In-House – Lamborghini Reventon
The past two decades-plus have been brutal for Italy’s once-illustrious coachbuilding industry, as many of the companies have shuttered. Italdesign is owned by the Volkswagen Group; Pininfarina belongs to a multinational conglomerate; and the Touring company that operates today in Milan shares only a brand name with the original carrozzeria.
As for the cause of the industry’s collapse, Jason Castriota – who started as an intern at Pininfarina and ended up its head of design before taking the same position at Bertone – points to former Fiat designer Chris Bangle’s move to BMW.
“Chris made BMW realise they shouldn’t sell just engineering, but also design,” Castriota said to me. “That was the beginning of the end of the coachbuilders, for other companies followed suit” and focused on designing in-house.
Another reason for the collapse, I believe, is that Italian automotive design lost its way. The key elements to the best designs from the carrozzerias were grace and timelessness. Today, too many cars have an aggressive, even angry look that appears forced because the design elements are overly exaggerated.
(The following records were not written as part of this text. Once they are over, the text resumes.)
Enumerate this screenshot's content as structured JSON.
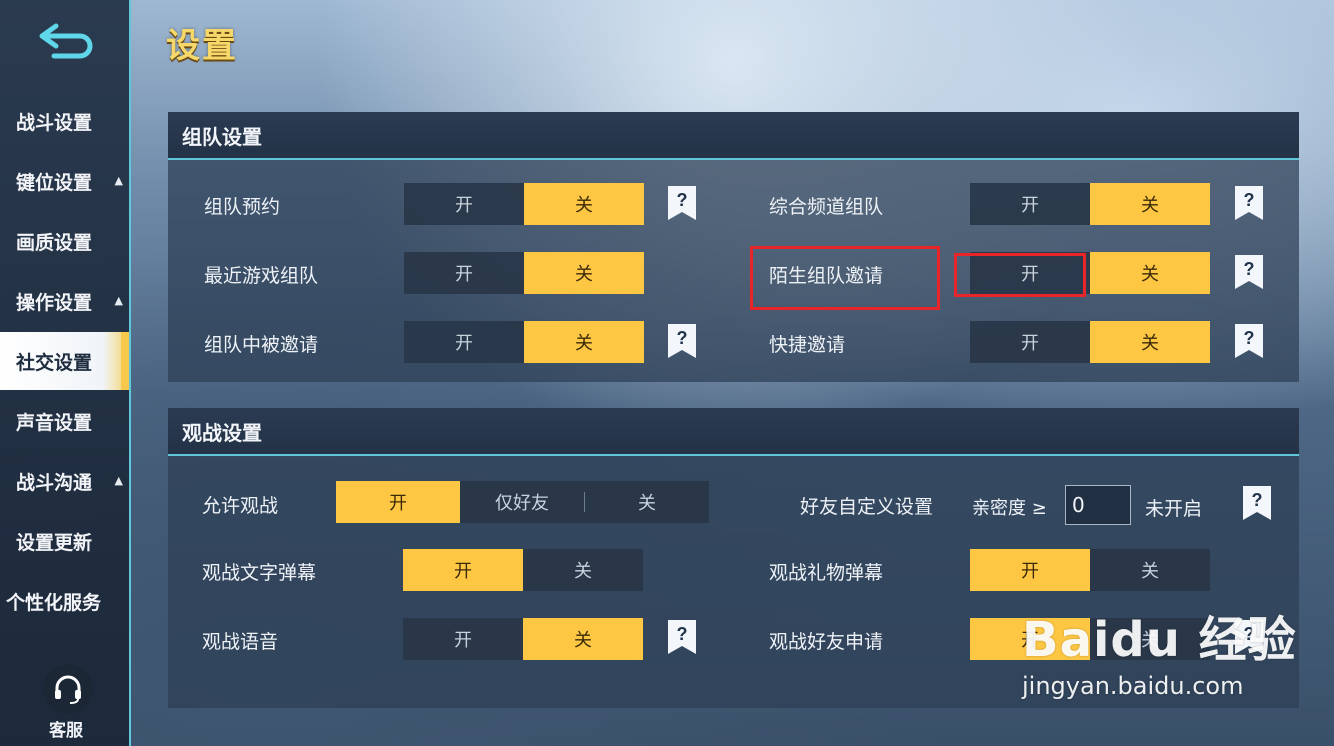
{
  "page_title": "设置",
  "sidebar": {
    "items": [
      {
        "label": "战斗设置",
        "arrow": ""
      },
      {
        "label": "键位设置",
        "arrow": "▲"
      },
      {
        "label": "画质设置",
        "arrow": ""
      },
      {
        "label": "操作设置",
        "arrow": "▲"
      },
      {
        "label": "社交设置",
        "arrow": ""
      },
      {
        "label": "声音设置",
        "arrow": ""
      },
      {
        "label": "战斗沟通",
        "arrow": "▲"
      },
      {
        "label": "设置更新",
        "arrow": ""
      },
      {
        "label": "个性化服务",
        "arrow": ""
      }
    ],
    "active_index": 4,
    "service_label": "客服"
  },
  "team": {
    "title": "组队设置",
    "rows": [
      {
        "label": "组队预约",
        "on": "开",
        "off": "关",
        "selected": "关",
        "help": true
      },
      {
        "label": "综合频道组队",
        "on": "开",
        "off": "关",
        "selected": "关",
        "help": true
      },
      {
        "label": "最近游戏组队",
        "on": "开",
        "off": "关",
        "selected": "关",
        "help": false
      },
      {
        "label": "陌生组队邀请",
        "on": "开",
        "off": "关",
        "selected": "关",
        "help": true
      },
      {
        "label": "组队中被邀请",
        "on": "开",
        "off": "关",
        "selected": "关",
        "help": true
      },
      {
        "label": "快捷邀请",
        "on": "开",
        "off": "关",
        "selected": "关",
        "help": true
      }
    ]
  },
  "spectate": {
    "title": "观战设置",
    "allow": {
      "label": "允许观战",
      "options": [
        "开",
        "仅好友",
        "关"
      ],
      "selected": "开"
    },
    "friend_custom": {
      "label": "好友自定义设置",
      "intimacy_label": "亲密度 ≥",
      "intimacy_value": "0",
      "status": "未开启"
    },
    "rows": [
      {
        "label": "观战文字弹幕",
        "on": "开",
        "off": "关",
        "selected": "开"
      },
      {
        "label": "观战礼物弹幕",
        "on": "开",
        "off": "关",
        "selected": "开"
      },
      {
        "label": "观战语音",
        "on": "开",
        "off": "关",
        "selected": "关"
      },
      {
        "label": "观战好友申请",
        "on": "开",
        "off": "关",
        "selected": "开"
      }
    ]
  },
  "watermark": {
    "top": "Baidu 经验",
    "bottom": "jingyan.baidu.com"
  },
  "colors": {
    "accent": "#fdc643",
    "cyan": "#5fc7d9",
    "highlight": "#e8262a"
  }
}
Witness Lamborghini’s limited-production Veneno, a hyperbolised mess. But there are still designs that follow Sapino’s Italian-cooking recipe of making something extraordinary from a few simple ingredients. They include Lamborghini’s otherworldly Reventon, which was designed in-house.
The transition to in-house design raises the question of whether an independent carrozzeria can survive today. For Andrea Zagato, the third-generation coachbuilder who is the industry’s last man standing, the answer is yes – if it understands its role. “We’ve never done a car that was considered a threat to our clients’ core business,” he explained to me. “Instead, we’ve always been a complement to them, with limited-production models that have our own unique take on their image.”